Above, a shower of stars

Dancer in the moon garden,
brushed by gossamer
sleeves of breezes,
to music and silver
surrendered.

***
Caveat regarding what you will find here: you just never know. I promise absolutely nothing by way of consistency, theme, tone, genre, or value ;->. You’ll no sooner exact such things from me than you would a flight plan from butterfly. So tonight it’s haiku in too many words.

Love grew up today

After days of dark thinking about weighty matters, my son made a difficult choice out of love, all on his own - to do the thing that is best for the well-being of the girl he loves, a thing which might consequently cost him the chance to spend time with her at all.
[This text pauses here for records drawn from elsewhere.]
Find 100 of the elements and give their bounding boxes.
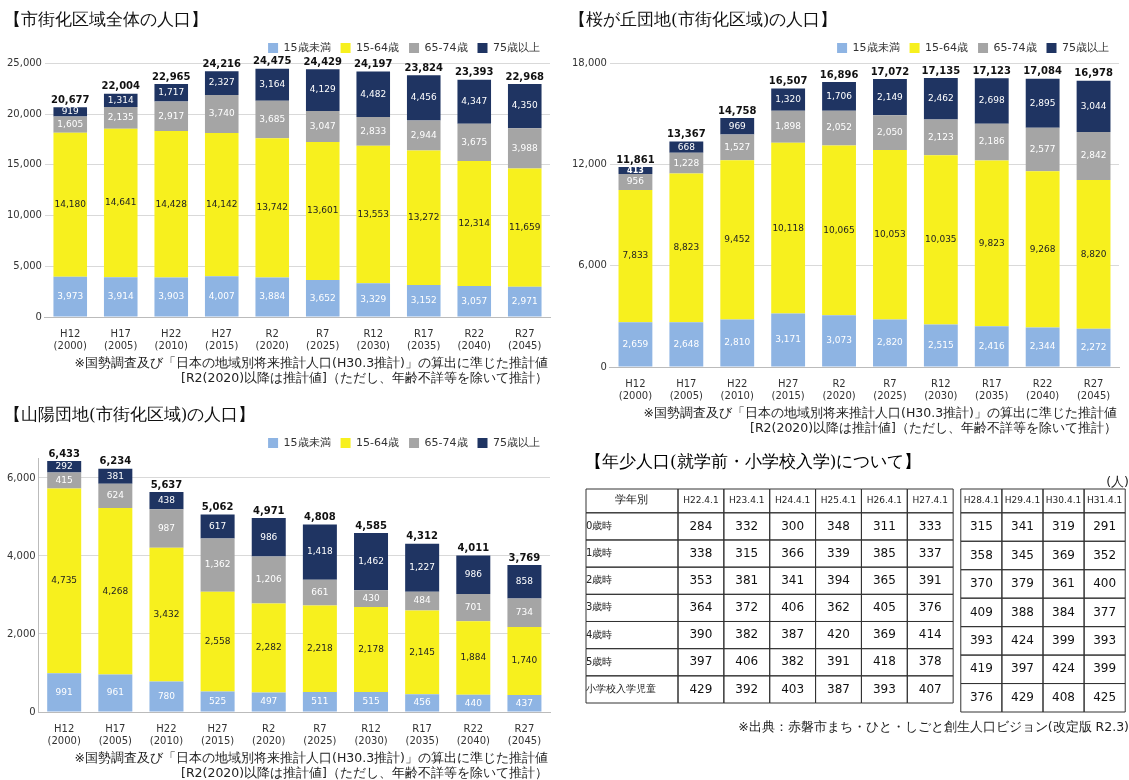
data-label: 364	[689, 600, 713, 615]
bar	[923, 155, 958, 325]
total-label: 17,135	[921, 64, 961, 76]
data-label: 986	[260, 531, 278, 542]
x-tick-label: H31.4.1	[1086, 494, 1123, 505]
data-label: 369	[872, 627, 896, 642]
data-label: 387	[827, 681, 850, 696]
y-tick-label: 0	[35, 310, 42, 322]
data-label: 9,268	[1029, 243, 1056, 254]
x-tick-label: H23.4.1	[729, 494, 765, 505]
data-label: 420	[827, 627, 850, 642]
bar	[1025, 127, 1060, 172]
data-label: 2,698	[978, 95, 1005, 106]
text: ※出典：赤磐市まち・ひと・しごと創生人口ビジョン(改定版 R2.3)	[738, 719, 1129, 734]
data-label: 987	[157, 522, 176, 533]
data-label: 780	[157, 690, 176, 701]
data-label: 1,314	[107, 94, 134, 105]
data-label: 319	[1052, 519, 1075, 534]
data-label: 337	[918, 545, 942, 560]
data-label: 393	[1093, 632, 1117, 647]
data-label: 1,605	[57, 119, 84, 130]
data-label: 2,052	[826, 122, 852, 133]
y-tick-label: 4歳時	[586, 628, 613, 640]
data-label: 969	[728, 120, 747, 131]
data-label: 3,884	[259, 291, 286, 302]
data-label: 381	[106, 470, 124, 481]
bar	[154, 101, 189, 132]
data-label: 2,971	[511, 296, 538, 307]
bar	[302, 605, 337, 693]
bar	[873, 79, 907, 116]
data-label: 333	[918, 518, 942, 533]
data-label: 2,917	[158, 110, 185, 121]
data-label: 497	[260, 696, 278, 707]
bar	[822, 82, 856, 111]
x-tick-label: H17 (2005)	[104, 327, 138, 351]
x-tick-label: H30.4.1	[1045, 494, 1082, 505]
bar	[974, 123, 1009, 161]
bar	[720, 160, 755, 320]
data-label: 4,007	[208, 290, 235, 301]
data-label: 385	[872, 545, 896, 560]
total-label: 14,758	[717, 104, 757, 116]
bar	[200, 538, 235, 592]
data-label: 437	[515, 697, 534, 708]
data-label: 3,903	[158, 291, 185, 302]
y-tick-label: 1歳時	[586, 547, 613, 559]
data-label: 10,053	[874, 229, 906, 239]
x-tick-label: R17 (2035)	[405, 722, 439, 746]
data-label: 429	[689, 681, 713, 696]
data-label: 515	[362, 696, 380, 707]
x-tick-label: R12 (2030)	[356, 327, 390, 351]
text: ※国勢調査及び「日本の地域別将来推計人口(H30.3推計)」の算出に準じた推計値	[73, 750, 548, 765]
total-label: 22,004	[101, 80, 141, 92]
data-label: 376	[969, 689, 993, 704]
bar	[507, 598, 542, 628]
bar	[974, 78, 1009, 124]
data-label: 2,282	[255, 642, 282, 653]
data-label: 415	[55, 474, 73, 485]
total-label: 5,062	[201, 501, 234, 513]
text: [R2(2020)以降は推計値]（ただし、年齢不詳等を除いて推計）	[180, 370, 548, 385]
y-tick-label: 5,000	[13, 259, 42, 271]
data-label: 456	[413, 697, 432, 708]
data-label: 407	[918, 681, 942, 696]
bar	[255, 277, 290, 317]
data-label: 2,050	[877, 126, 904, 137]
data-label: 403	[781, 681, 805, 696]
bar	[356, 71, 391, 118]
bar	[669, 173, 704, 323]
bar	[456, 555, 491, 594]
bar	[822, 145, 856, 316]
total-label: 6,433	[48, 447, 81, 459]
bar	[305, 279, 340, 317]
data-label: 8,820	[1080, 248, 1107, 259]
data-label: 3,740	[208, 108, 235, 119]
data-label: 1,527	[724, 141, 751, 152]
bar	[457, 123, 492, 162]
data-label: 961	[106, 687, 124, 698]
data-label: 3,988	[511, 142, 538, 153]
legend-label: 15歳未満	[283, 40, 331, 54]
data-label: 338	[689, 545, 713, 560]
legend-label: 65-74歳	[424, 40, 468, 54]
data-label: 4,735	[51, 575, 78, 586]
data-label: 2,178	[358, 643, 385, 654]
data-label: 339	[827, 545, 850, 560]
data-label: 1,227	[409, 562, 436, 573]
bar	[405, 694, 440, 712]
x-tick-label: R27 (2045)	[507, 722, 542, 746]
y-tick-label: 25,000	[6, 56, 42, 68]
data-label: 382	[781, 654, 805, 669]
data-label: 4,350	[511, 100, 538, 111]
data-label: 424	[1052, 661, 1075, 676]
data-label: 419	[969, 661, 993, 676]
x-tick-label: H27 (2015)	[200, 722, 235, 746]
x-tick-label: R2 (2020)	[252, 722, 286, 746]
data-label: 399	[1052, 632, 1075, 647]
data-label: 14,180	[54, 199, 87, 210]
data-label: 381	[735, 572, 759, 587]
data-label: 2,327	[208, 77, 235, 88]
data-label: 511	[311, 696, 329, 707]
data-label: 2,145	[409, 646, 436, 657]
total-label: 13,367	[667, 128, 706, 140]
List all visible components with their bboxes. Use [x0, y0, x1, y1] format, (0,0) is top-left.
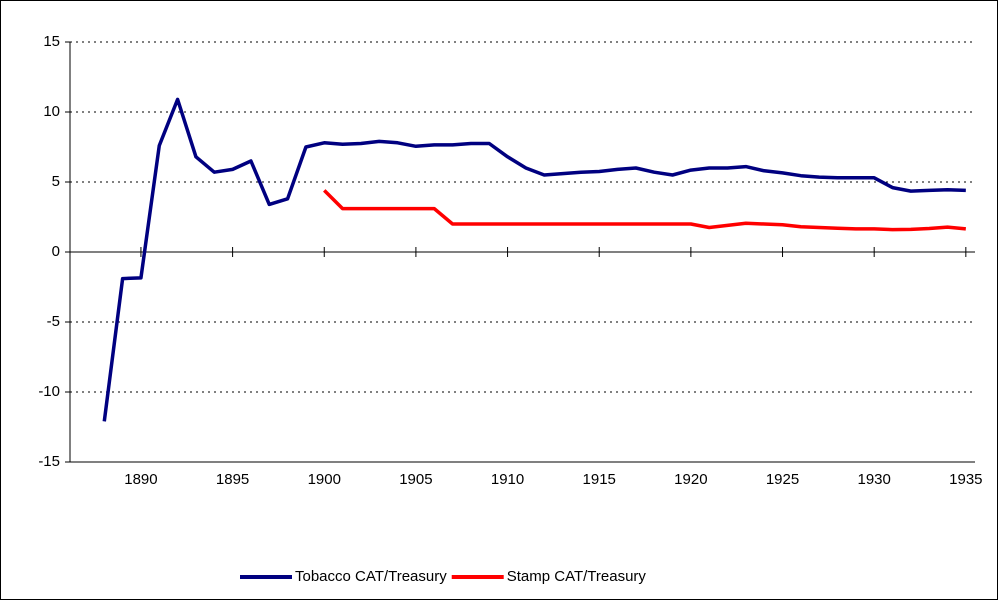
- x-tick-label: 1900: [308, 471, 341, 488]
- y-tick-label: -10: [38, 383, 60, 400]
- y-tick-label: 5: [52, 173, 60, 190]
- x-tick-label: 1920: [674, 471, 707, 488]
- x-tick-label: 1935: [949, 471, 982, 488]
- x-tick-label: 1910: [491, 471, 524, 488]
- y-tick-label: 10: [43, 103, 60, 120]
- y-tick-label: 15: [43, 33, 60, 50]
- x-tick-label: 1930: [857, 471, 890, 488]
- y-tick-label: -15: [38, 453, 60, 470]
- series-line: [102, 97, 966, 422]
- series-line: [323, 189, 967, 232]
- x-tick-label: 1895: [216, 471, 249, 488]
- legend-label: Tobacco CAT/Treasury: [295, 568, 447, 585]
- x-tick-label: 1905: [399, 471, 432, 488]
- y-tick-label: 0: [52, 243, 60, 260]
- x-tick-label: 1890: [124, 471, 157, 488]
- legend-label: Stamp CAT/Treasury: [507, 568, 647, 585]
- y-tick-label: -5: [47, 313, 60, 330]
- x-tick-label: 1915: [583, 471, 616, 488]
- x-tick-label: 1925: [766, 471, 799, 488]
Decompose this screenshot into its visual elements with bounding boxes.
This was the day love grew up, and I will never again think of him as a child.

While this story would be best understood were it vividly rendered, it won’t be, because it is his story, not mine, to tell.

Memory

There are weeks when life must be lived in slivers of between. There isn’t time for writing then. But there is almost always time for poems remembered. I love these two by Yeats.

When You are Old

When you are old and gray and full of sleep
And nodding by the fire, take down this book,
And slowly read, and dream of the soft look
Your eyes had once, and of their shadows deep;

How many loved your moments of glad grace,
And loved your beauty with love false or true;
But one man loved the pilgrim soul in you,
And loved the sorrows of your changing face.

And bending down beside the glowing bars,
Murmur, a little sadly, how love fled
And paced upon the mountains overhead,
And hid his face amid a crowd of stars.

The Song of Wandering Aengus

I went out to the hazel wood,
Because a fire was in my head,
And cut and peeled a hazel wand,
And hooked a berry to a thread;
And when white moths were on the wing,
And moth-like stars were flickering out,
I dropped the berry in a stream
And caught a little silver trout.

When I had laid it on the floor
I went to blow the fire a-flame,
But something rustled on the floor,
And someone called me by my name:
It had become a glimmering girl
With apple blossom in her hair
Who called me by my name and ran
And faded through the brightening air.

Though I am old with wandering
Through hollow lands and hilly lands,
I will find out where she has gone,
And kiss her lips and take her hands;
And walk among long dappled grass,
And pluck till time and times are done,
The silver apples of the moon,
The golden apples of the sun.

Santa in the sink

I’m awarding a prize for stupidest Christmas merchandise of 2005. The award, without further ado, goes to a mesh sink strainer with a little sculpted Santa at the bottom of it, squarely in the center. You can buy it at Wal-Mart, if you must. I can just see Santa choking on all the bits of celery and cranberry and turkey, with mashed sweet potato casserole to glom everything together. I wonder if he comes clean in the dishwasher, or if you have to scrub him with a toothbrush. If you asked me where in the world I’d least like to spend my fleeting existence, even as a sink strainer Santa, I think the kitchen sink drain might well be the place.

Nominations are open for second and third place.

Sixteen

In the mountains where my mother lives, not so much has changed. A minister who once pastored my mother’s church has a son just the age of mine, sixteen. This son fell in love with a girl likewise sixteen, and she is now pregnant. This my mother told me in grieved tones two weeks ago. But now my mother has brightened. The two are living with the boy’s parents (the girl’s parents having thrown their pregnant daughter out) and are married now. Apparently a wedding at sixteen is supposed to fix something. We’re all supposed to dedicate ourselves to the notion that this is true love that can last a lifetime. One cannot rule this out, but chances seem slim to me.